In Hamburg bekommt Reinhold von Eben-Worlée ständig Schreiben von Beratern, die ihm empfehlen, seine Anteile zu verkaufen. Solche Angebote liest der geschäftsführende Gesellschafter der Chemiefirma Worlée schon gar nicht mehr. Ein Börsengang? Für ihn keine Option. Ständig detaillierte Bilanzen zu veröffentlichen, das will von Eben-Worlée vermeiden. „Die Konkurrenz bekommt sonst doch viel zu detaillierte Einblicke in unser Geschäft“, sagt der 61-Jährige.
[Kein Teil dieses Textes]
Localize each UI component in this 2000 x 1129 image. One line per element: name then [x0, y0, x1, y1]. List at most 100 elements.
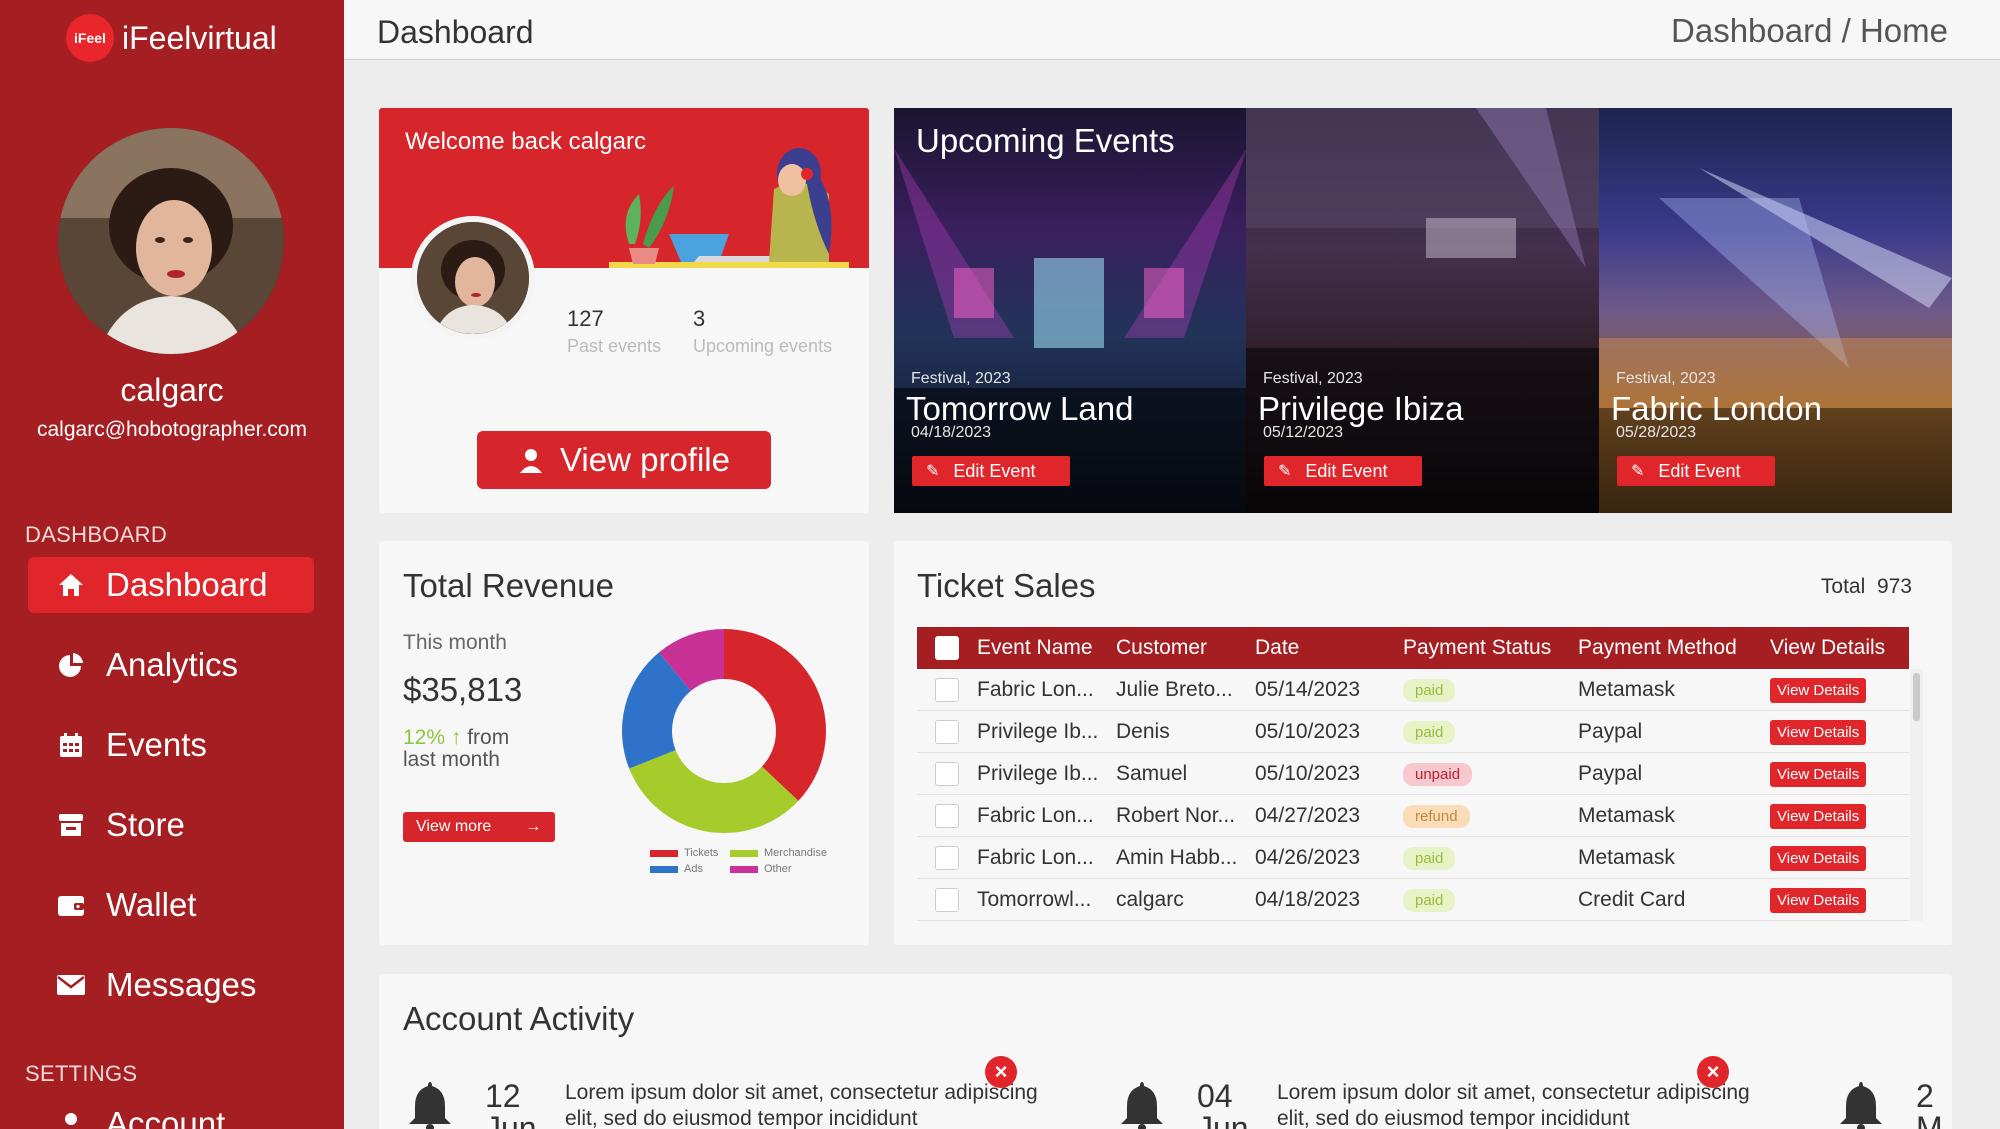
- cell-event-name: Fabric Lon...: [977, 803, 1094, 827]
- sidebar-avatar[interactable]: [58, 128, 284, 354]
- legend-item: Tickets: [650, 847, 718, 859]
- column-header[interactable]: Payment Method: [1578, 636, 1770, 660]
- edit-event-button[interactable]: ✎ Edit Event: [1264, 456, 1422, 486]
- activity-month: M: [1916, 1110, 1943, 1129]
- legend-item: Ads: [650, 863, 703, 875]
- sidebar-item-events[interactable]: Events: [28, 717, 314, 773]
- cell-customer: Amin Habb...: [1116, 845, 1238, 869]
- bell-icon: [409, 1082, 451, 1129]
- table-row[interactable]: Tomorrowl... calgarc 04/18/2023 paid Credit …: [917, 879, 1909, 921]
- cell-customer: Julie Breto...: [1116, 677, 1233, 701]
- payment-status-badge: paid: [1403, 721, 1456, 744]
- close-icon: ×: [994, 1059, 1008, 1084]
- revenue-period: This month: [403, 631, 507, 654]
- brand[interactable]: iFeel iFeelvirtual: [66, 14, 277, 62]
- legend-label: Merchandise: [764, 847, 827, 859]
- view-details-button[interactable]: View Details: [1770, 761, 1867, 787]
- welcome-avatar[interactable]: [411, 216, 535, 340]
- row-checkbox[interactable]: [935, 845, 959, 870]
- legend-label: Ads: [684, 863, 703, 875]
- cell-customer: calgarc: [1116, 887, 1184, 911]
- activity-date: 2 M: [1916, 1080, 1943, 1129]
- activity-day: 12: [485, 1078, 521, 1114]
- sidebar-item-wallet[interactable]: Wallet: [28, 877, 314, 933]
- activity-date: 12 Jun: [485, 1080, 537, 1129]
- breadcrumb[interactable]: Dashboard / Home: [1671, 12, 1948, 50]
- wallet-icon: [56, 890, 86, 920]
- view-profile-label: View profile: [560, 441, 730, 478]
- cell-date: 04/18/2023: [1255, 887, 1361, 911]
- welcome-text: Welcome back calgarc: [405, 128, 646, 155]
- row-checkbox[interactable]: [935, 719, 959, 744]
- event-category: Festival, 2023: [911, 370, 1011, 387]
- pencil-icon: ✎: [1631, 463, 1645, 480]
- arrow-right-icon: →: [525, 818, 542, 835]
- table-row[interactable]: Fabric Lon... Julie Breto... 05/14/2023 pai…: [917, 669, 1909, 711]
- ticket-sales-table: Event Name Customer Date Payment Status …: [917, 627, 1909, 921]
- view-details-button[interactable]: View Details: [1770, 887, 1867, 913]
- sidebar-item-messages[interactable]: Messages: [28, 957, 314, 1013]
- event-card-tomorrow-land[interactable]: Upcoming Events Festival, 2023 Tomorrow …: [894, 108, 1247, 513]
- event-name: Privilege Ibiza: [1258, 390, 1464, 427]
- cell-date: 05/10/2023: [1255, 761, 1361, 785]
- view-more-button[interactable]: View more →: [403, 812, 555, 842]
- legend-swatch: [730, 865, 758, 873]
- event-card-privilege-ibiza[interactable]: Festival, 2023 Privilege Ibiza 05/12/202…: [1246, 108, 1599, 513]
- sidebar-username: calgarc: [120, 372, 224, 408]
- table-row[interactable]: Fabric Lon... Robert Nor... 04/27/2023 refu…: [917, 795, 1909, 837]
- sidebar-item-dashboard[interactable]: Dashboard: [28, 557, 314, 613]
- table-scrollbar[interactable]: [1910, 669, 1923, 921]
- column-header[interactable]: Date: [1255, 636, 1403, 660]
- column-header[interactable]: Event Name: [977, 636, 1116, 660]
- brand-logo: iFeel: [66, 14, 114, 62]
- sidebar-item-analytics[interactable]: Analytics: [28, 637, 314, 693]
- view-details-button[interactable]: View Details: [1770, 803, 1867, 829]
- table-body: Fabric Lon... Julie Breto... 05/14/2023 pai…: [917, 669, 1909, 921]
- dismiss-activity-button[interactable]: ×: [985, 1056, 1017, 1088]
- event-card-fabric-london[interactable]: Festival, 2023 Fabric London 05/28/2023 …: [1599, 108, 1952, 513]
- cell-customer: Denis: [1116, 719, 1170, 743]
- column-header[interactable]: View Details: [1770, 636, 1909, 660]
- dismiss-activity-button[interactable]: ×: [1697, 1056, 1729, 1088]
- cell-date: 04/26/2023: [1255, 845, 1361, 869]
- select-all-checkbox[interactable]: [935, 636, 959, 660]
- payment-status-badge: refund: [1403, 805, 1470, 828]
- revenue-card: Total Revenue This month $35,813 12% ↑ f…: [379, 541, 869, 945]
- view-details-button[interactable]: View Details: [1770, 845, 1867, 871]
- table-row[interactable]: Fabric Lon... Amin Habb... 04/26/2023 paid M…: [917, 837, 1909, 879]
- legend-swatch: [650, 849, 678, 857]
- cell-payment-method: Credit Card: [1578, 887, 1686, 911]
- view-details-button[interactable]: View Details: [1770, 719, 1867, 745]
- activity-month: Jun: [485, 1110, 537, 1129]
- row-checkbox[interactable]: [935, 761, 959, 786]
- sidebar-item-store[interactable]: Store: [28, 797, 314, 853]
- user-icon: [518, 447, 544, 473]
- scrollbar-thumb[interactable]: [1913, 673, 1920, 721]
- edit-event-button[interactable]: ✎ Edit Event: [1617, 456, 1775, 486]
- view-profile-button[interactable]: View profile: [477, 431, 771, 489]
- calendar-icon: [56, 730, 86, 760]
- close-icon: ×: [1706, 1059, 1720, 1084]
- edit-event-button[interactable]: ✎ Edit Event: [912, 456, 1070, 486]
- table-row[interactable]: Privilege Ib... Denis 05/10/2023 paid Paypal…: [917, 711, 1909, 753]
- row-checkbox[interactable]: [935, 677, 959, 702]
- row-checkbox[interactable]: [935, 803, 959, 828]
- sidebar: iFeel iFeelvirtual calgarc calgarc@hobot…: [0, 0, 344, 1129]
- event-name: Tomorrow Land: [906, 390, 1134, 427]
- row-checkbox[interactable]: [935, 887, 959, 912]
- column-header[interactable]: Customer: [1116, 636, 1255, 660]
- view-details-button[interactable]: View Details: [1770, 677, 1867, 703]
- revenue-value: $35,813: [403, 671, 523, 708]
- pencil-icon: ✎: [1278, 463, 1292, 480]
- cell-customer: Samuel: [1116, 761, 1188, 785]
- cell-payment-method: Metamask: [1578, 677, 1675, 701]
- table-row[interactable]: Privilege Ib... Samuel 05/10/2023 unpaid Pay…: [917, 753, 1909, 795]
- donut-slice-tickets: [724, 629, 826, 801]
- sidebar-item-account[interactable]: Account: [28, 1096, 314, 1129]
- ticket-sales-total: Total 973: [1821, 575, 1912, 599]
- past-events-count: 127: [567, 306, 604, 331]
- past-events-label: Past events: [567, 336, 662, 356]
- stat-upcoming-events: 3 Upcoming events: [693, 306, 832, 357]
- column-header[interactable]: Payment Status: [1403, 636, 1578, 660]
- upcoming-events-panel: Upcoming Events Festival, 2023 Tomorrow …: [894, 108, 1952, 513]
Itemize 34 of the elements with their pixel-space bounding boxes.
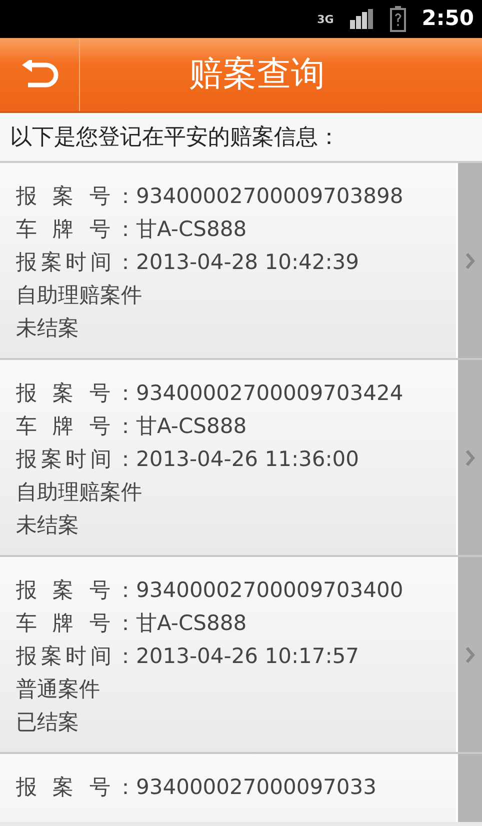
case-type-text: 自助理赔案件 (16, 480, 142, 504)
network-type-text: 3G (317, 14, 334, 24)
field-label: 报 案 号： (16, 183, 136, 210)
field-label: 报 案 号： (16, 380, 136, 407)
field-label: 报案时间： (16, 643, 136, 670)
field-value: 甘A-CS888 (136, 611, 247, 635)
field-value: 93400002700009703424 (136, 381, 404, 405)
case-type-text: 自助理赔案件 (16, 283, 142, 307)
field-label: 报案时间： (16, 249, 136, 276)
claim-item[interactable]: 报 案 号：934000027000097033 (0, 754, 482, 822)
field-label: 车 牌 号： (16, 610, 136, 637)
claim-item[interactable]: 报 案 号：93400002700009703400 车 牌 号：甘A-CS888 报案时间：2013-04-26 10:17:57 普通案件 已结案 (0, 557, 482, 754)
page-title: 赔案查询 (189, 54, 325, 94)
case-status-text: 未结案 (16, 316, 79, 340)
field-value: 934000027000097033 (136, 775, 376, 799)
intro-text: 以下是您登记在平安的赔案信息： (10, 124, 340, 152)
claim-item[interactable]: 报 案 号：93400002700009703424 车 牌 号：甘A-CS888 报案时间：2013-04-26 11:36:00 自助理赔案件 未结案 (0, 360, 482, 557)
field-label: 报 案 号： (16, 577, 136, 604)
field-value: 甘A-CS888 (136, 217, 247, 241)
field-value: 93400002700009703898 (136, 184, 404, 208)
field-label: 报 案 号： (16, 774, 136, 801)
field-value: 2013-04-28 10:42:39 (136, 250, 360, 274)
case-type-text: 普通案件 (16, 677, 100, 701)
clock-text: 2:50 (422, 5, 474, 32)
field-value: 2013-04-26 11:36:00 (136, 447, 360, 471)
case-status-text: 已结案 (16, 710, 79, 734)
field-value: 甘A-CS888 (136, 414, 247, 438)
field-label: 车 牌 号： (16, 216, 136, 243)
field-label: 车 牌 号： (16, 413, 136, 440)
case-status-text: 未结案 (16, 513, 79, 537)
field-value: 2013-04-26 10:17:57 (136, 644, 360, 668)
field-value: 93400002700009703400 (136, 578, 404, 602)
field-label: 报案时间： (16, 446, 136, 473)
claim-item[interactable]: 报 案 号：93400002700009703898 车 牌 号：甘A-CS888 报案时间：2013-04-28 10:42:39 自助理赔案件 未结案 (0, 163, 482, 360)
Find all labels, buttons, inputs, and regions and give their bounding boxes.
Ob Kirchhoff im Sauerland oder von Eben-Worlée in der Hansestadt, ob langfristiger Unternehmergeist oder die Sorge vor Berichtspflichten: Beide sehen keinen Grund, ihr Unternehmen an die Börse zu bringen. Das ist typisch für den deutschen Mittelstand – der Gang aufs Parkett kommt nur für die Wenigsten infrage.

Einst war der Gang an die Börse der Königsweg

Geld von Beteiligungsgesellschaften und Kredite der Hausbank scheinen die bessere Alternative zu sein. Zu streng sind die Regularien für börsennotierte Firmen, zu hoch die Kosten, klagen Unternehmer. Und ihr Geschäft wollen sie sich nicht durch Analysten und Quartalsberichte diktieren lassen. So ist es nicht verwunderlich, dass die Börse die deutsche Firmenlandschaft nur unzureichend repräsentiert. Der Wert aller an der Börse notierten Unternehmen entspricht nach Weltbank-Angaben gerade einmal 60 Prozent. Global gesehen liegt diese Zahl bei 100 Prozent.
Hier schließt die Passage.